Token Economics 12: Discount Tokens


Discount tokens are one of the new innovations made possible at a large scale, within a blockchain-based token economy.

In short, discount tokens are digital assets that give their holders a specific claim to receive discounts on purchases of products or services from an organization — such as an enterprise, a cooperative, or a blockchain network.

Unlike gift cards, discount tokens are not invalidated when used but remain active and in possession of the holders.

The specific size of the discount that the token delivers for its owner is designed to grow in proportion with the overall utilization of the network. The discount token itself allows the holder to access the discount.

This can be seen as a royalty model. But instead of claims to a fixed stream of revenue, it’s rights to receive a proportion of total services offered.

Given the growth in economic activity on the network, the owner may utilize more discount on the service they receive directly or sell/share the surplus.

While simple in its essence, it has profound implications. In a discount token economy, creators and users of the network are clearly aligned. While passive investors and speculators find themselves at an economic disadvantage. This is because discount tokens are more economically valuable to users than passive investors and thus work to discourage unconstructive price dynamics seen in other classes of crypto assets.

The discount is fundamentally linked to the adoption and growth of the network. The discount grows proportional to the growth in network service delivered.

The overall returns to the active token owners surpass the returns to passive token holders: the investors.

The discount token enables next generation, technology-enabled mutual companies, and cooperatives while working to reduce speculation.

While tokens themselves allow for transactions, capital formation, investment, and speculation, the discount token model is an interesting way to incentivize the growth of a crypto-powered network.

The discount token is loyalty to the growth of the network. And not just for pure speculation because it is always better to hold a discount token if you are a user of the network rather than simply a speculator.

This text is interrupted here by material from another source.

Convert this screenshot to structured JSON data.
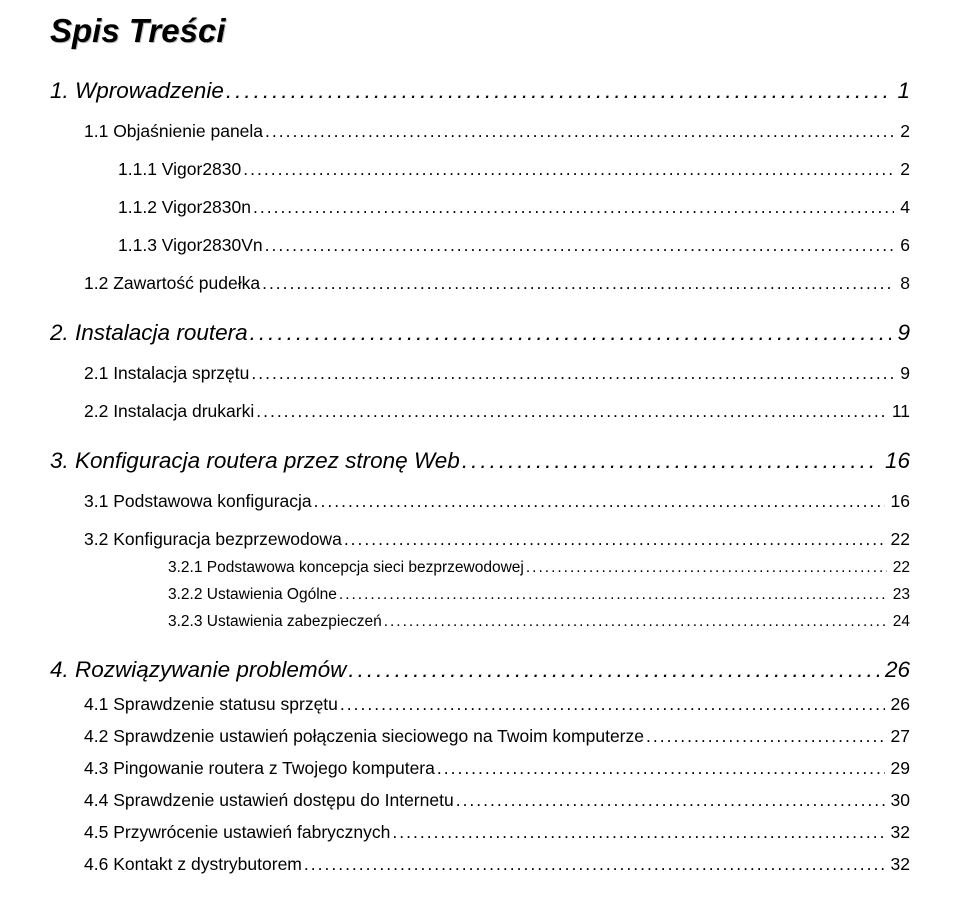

This creates alignment between the customer and the provider that doesn’t occur with shareholders, with loans or bonds or other classical financial instruments used.

The discount token model is applicable to a broad range of business models. Businesses that most benefit from it are those that desire and expect significant long-term business from its customers through ongoing subscriptions, recurrent fees, or frequent repeat purchases.

For such dedicated customers the discount that the token offers means real money to them. But for others that have no great interest or use of the network, the token will have limited value.

The SweatBridge blockchain project is one of the strongest proponents of the model of a discount token. In their paper, they write about the reasons for using a discount token over a simple utility token. “As creators who desire to be both responsible and compliant, we find ourselves in search of a class of token economics that would (1) underlie a broad range of decentralized organizations and networks; (2) align incentives between investors (both early and late), creators, and consumers; (3) be demonstrably distinct from securities and Ponzi structures in the incentives they generate; and (4) align with existing regulatory precedent.

The discount token framework is designed to meet these requirements. While simple at its core, it has profound implications.”

Discount tokens are a good illustration of the kind of economic and financial innovation that is being unleashed with token economics.

It is not just about making things faster and more efficient, but discount tokens illustrate how we can really think about basic economic structures and incentives and then build currencies that work in totally different ways to the ones we have today. In so doing try to solve major economic issues – such as excessive financial speculation and better rewarding those that are actually interested in the development of the given economic network’s functionality.